これまでの科学は、なるべく少ない原理で自然界を説明しようとする「オッカムのカミソリ」の考え方が主流でした。しかし、ビッグデータとAIの登場により、膨大なデータを直接モデル化する手法が可能になっています。
ダイレクト・フィットは、人間には理解できないほど複雑な方程式を用いて現象を説明することができます。これにより、これまで人間の理解の範囲内でしか進まなかった科学が、新たな段階に進む可能性があります。
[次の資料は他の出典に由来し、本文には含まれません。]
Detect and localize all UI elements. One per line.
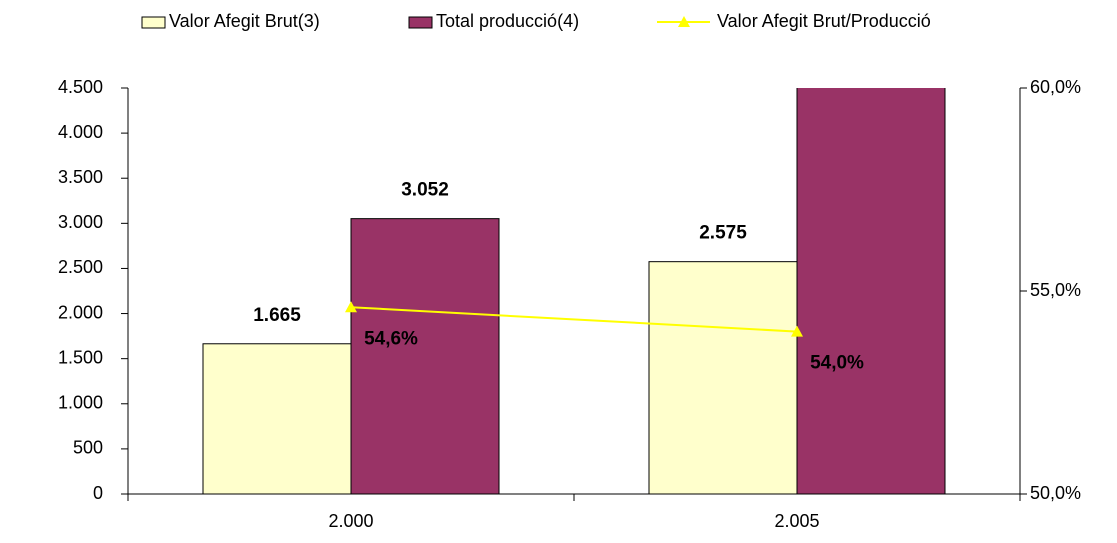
data-label: 1.665 [253, 305, 301, 326]
data-label: 3.052 [401, 180, 449, 201]
y2-tick-label: 55,0% [1030, 280, 1081, 300]
legend-label: Total producció(4) [436, 11, 579, 31]
legend-label: Valor Afegit Brut/Producció [717, 11, 931, 31]
line-marker [345, 301, 357, 313]
x-tick-label: 2.005 [774, 511, 819, 531]
y-tick-label: 3.000 [58, 212, 103, 232]
bars [202, 88, 946, 495]
y-tick-label: 4.500 [58, 77, 103, 97]
y-tick-label: 2.000 [58, 302, 103, 322]
y-tick-label: 2.500 [58, 257, 103, 277]
legend-label: Valor Afegit Brut(3) [169, 11, 320, 31]
bar [648, 261, 798, 495]
y2-tick-label: 60,0% [1030, 77, 1081, 97]
y-tick-label: 3.500 [58, 167, 103, 187]
legend-swatch [141, 16, 166, 29]
y-tick-label: 1.000 [58, 393, 103, 413]
data-label: 54,6% [364, 328, 418, 349]
legend-swatch [408, 16, 433, 29]
bar [796, 88, 946, 495]
x-tick-label: 2.000 [328, 511, 373, 531]
line-marker [791, 325, 803, 337]
y-tick-label: 1.500 [58, 347, 103, 367]
line [350, 306, 798, 333]
bar [350, 218, 500, 495]
y-tick-label: 4.000 [58, 122, 103, 142]
y-tick-label: 500 [73, 438, 103, 458]
y-tick-label: 0 [93, 483, 103, 503]
legend-marker [678, 16, 690, 27]
data-label: 54,0% [810, 353, 864, 374]
data-label: 2.575 [699, 223, 747, 244]
y2-tick-label: 50,0% [1030, 483, 1081, 503]
bar [202, 343, 352, 495]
一方で、「人間には理解できない方程式」を科学と呼べるのかという問題も提起されています。著者たちは、現時点で理解できないことを切り捨てるのではなく、将来的な理解の可能性を信じることの重要性を説いています。
人間の能力拡張への期待
本書の結論として、著者たちは人間の脳とAIの共進化に期待を寄せています。AIによって人間の「脳の限界」がアップデートされ、それに伴ってAIもさらに進歩していく。このサイクルによって、人間の能力は大きく拡張される可能性があると主張しています。
例えば、現在の人間には想像もできないような高次元の空間を容易に理解できるようになるかもしれません。そして、そのような能力を獲得した人類が新たな科学的発見をし、それがさらなる脳の進化につながっていく。著者たちは、このような好循環に大きな期待を寄せています。
新しい倫理的課題
脳とAIの融合研究は、同時に新たな倫理的課題も提起しています。例えば、脳情報の読み取りが可能になれば、プライバシーの問題が生じます。また、AIが人間の意思決定を支援するようになれば、人間の自律性や責任の所在が問われることになるでしょう。
著者たちは、これらの課題に対して慎重に取り組む必要性を強調しています。技術の発展と同時に、それをどのように使うべきかという議論を深めていくことが重要だと指摘しています。
若い世代への期待
本書の最後で著者たちは、若い世代に向けてメッセージを送っています。脳科学やAI研究の分野には、まだまだ未知の領域が広がっており、若い研究者たちの参入を待っているのだと。
著者たちは、この本をきっかけに脳科学やAI研究に興味を持つ若者が増えることを期待しています。そして、次の世代の研究者たちが、人類にとって画期的な発見をすることを願っているのです。
まとめ
本書は、脳科学とAIという最先端の研究分野について、わかりやすく解説した良書です。専門的な内容を含みながらも、一般読者にも理解しやすい説明がなされています。
特に印象的なのは、著者たちの研究に対する熱意です。未知の領域に挑戦する喜びや、新たな発見への期待が随所に感じられます。これは、読者に対しても研究の魅力を伝える効果があるでしょう。
一方で、本書で描かれている人間の能力拡張の可能性については、やや楽観的過ぎる印象も受けます。技術的な課題や倫理的な問題について、もう少し掘り下げた議論があっても良かったかもしれません。
しかし、これは本書の価値を損なうものではありません。むしろ、読者に対して「人間の可能性」について考えるきっかけを与えてくれる点で、大きな意義があると言えるでしょう。
脳科学やAI研究に興味がある人はもちろん、人間の能力や科学の発展について考えてみたい人にもおすすめの一冊です。本書を読むことで、人類の可能性に対する新たな視点を得ることができるはずです。